Author: Joshua Stoner
From the instant I completed the online assessment, I knew I had ADHD.
No doctor or professional had to confirm for me what my mind and body already knew in their essence. I was 29 years old, married with 3 kids, and was being asked to resign from my position at work. The previous 2 years had already been intense and challenging, with my twin boys being born (prematurely at that).
I was an intern teacher working with at-risk youth in community day schools and I was also enrolled in school myself. At this point, the state of my mental and emotional health had been deteriorating for some time. I had already left 4 other jobs before now leaving this one-and my marriage was being jeopardized from years of financial instability and an emotional roller-coaster.
I was desperate for something to change. I don’t know how it came to be that I stumbled upon the online ADHD literature but I will never forget finding it. I had such an emotional reaction to reading the traits, qualities, and characteristics of people with ADHD that I could hardly focus on anything else. After taking the first virtual test, I found every article, story, and study that I could on ADHD.
I watched countless hours on YouTube from world-renowned psychologists and doctors on the subject. I journaled and tracked my habits. Then, I called a psychiatrist. I made an appointment and within the first 10 minutes of speaking to her, she confirmed it-ADHD, with Major Depressive Disorder, and Generalized Anxiety Disorder. I breathed a sigh of relief and was astonished that I had never known this before. The next year would come with its adversity, but for now, I knew something I’d never forget.
I decided to try prescription medication, after having gone my adult life as a very substance-averse person. Many in my family suffered from drug abuse for decades of their lives and I didn’t want the same for myself or my kids. So I decided to stay away from mostly everything, besides social drinking.
Over one year, I tried 10 different Rx medications in different combinations. From various stimulants to antidepressants and anti-anxieties, I placed my hope in fixing myself through these daily regimens. I progressed a great deal in my daily focus, attention, mood, and productivity, however, when the medications wore off I crashed into the worst states of depression, panic, and anger than I ever have in my life. I began to feel that the side effects outweighed the benefits-so I slowly tapered off the meds with my doctor.
These past two years since then have once again brought their trials. My kids are ages 4, 4, and 7. I have a new teaching position working with special education students in a different local school district, and I am so grateful to say that I am still married to the love of my life. However, only recently have I found the courage, self-confidence, and capability to reach outside of myself to share my story with others.
For too long, I believed my thoughts were facts. If I thought and felt bad about myself, I was bad. This record player was on repeat all day and all night in my consciousness. I had developed some deep resentments toward myself and I let them speak for me by masking, avoiding, and privately coping with my suffering. I am thankful that I am taking a step outside of my comfort zone to share with the world that I have ADHD. I have always had it, and despite others surely suspecting that I did, I never knew until recently. Thank God I know now.
For a while, I made a daily practice of envisioning my brain difference as a superpower. I attempted to refocus my attention on the strengths of my condition and how they give me an advantage in life. While that may be true in certain matters, I certainly would not have chosen this for myself.

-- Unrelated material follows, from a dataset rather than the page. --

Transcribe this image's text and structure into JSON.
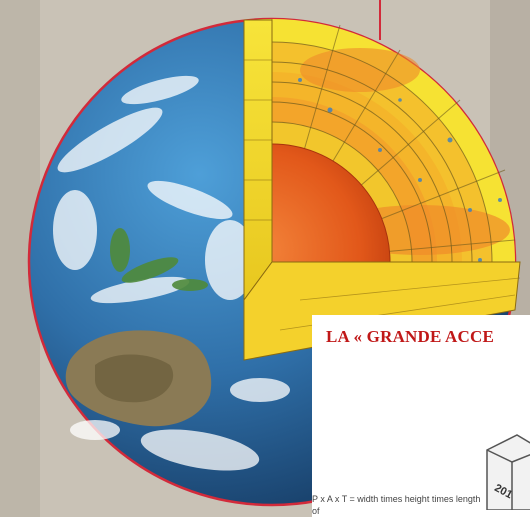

It is a daily, momentary factor in my life and though I have come to accept it, I am hindered by it much of the time. I refuse to dwell on it as some kind of a curse because I have unfortunately spent much of my life previous to this dwelling on the “curse” that I believed I was to others.
Now, instead, I share my experience with others, to educate, bring awareness, and validity to my existence and that of so many others. I aspire to spare others from the needless misery that comes with living with undiagnosed ADHD-the kind of life where you blame and shame yourself for the things that make your cognition, emotions, and way of living different from others.
As Jessica McCabe, ADHD influencer is fond of saying, “ADHD is not our fault, but it is our responsibility.”
We can be responsible for our mental health and still live peacefully and happily with ourselves and those who love us.
Hope this was meaningful to you in some way. Thank you for reading.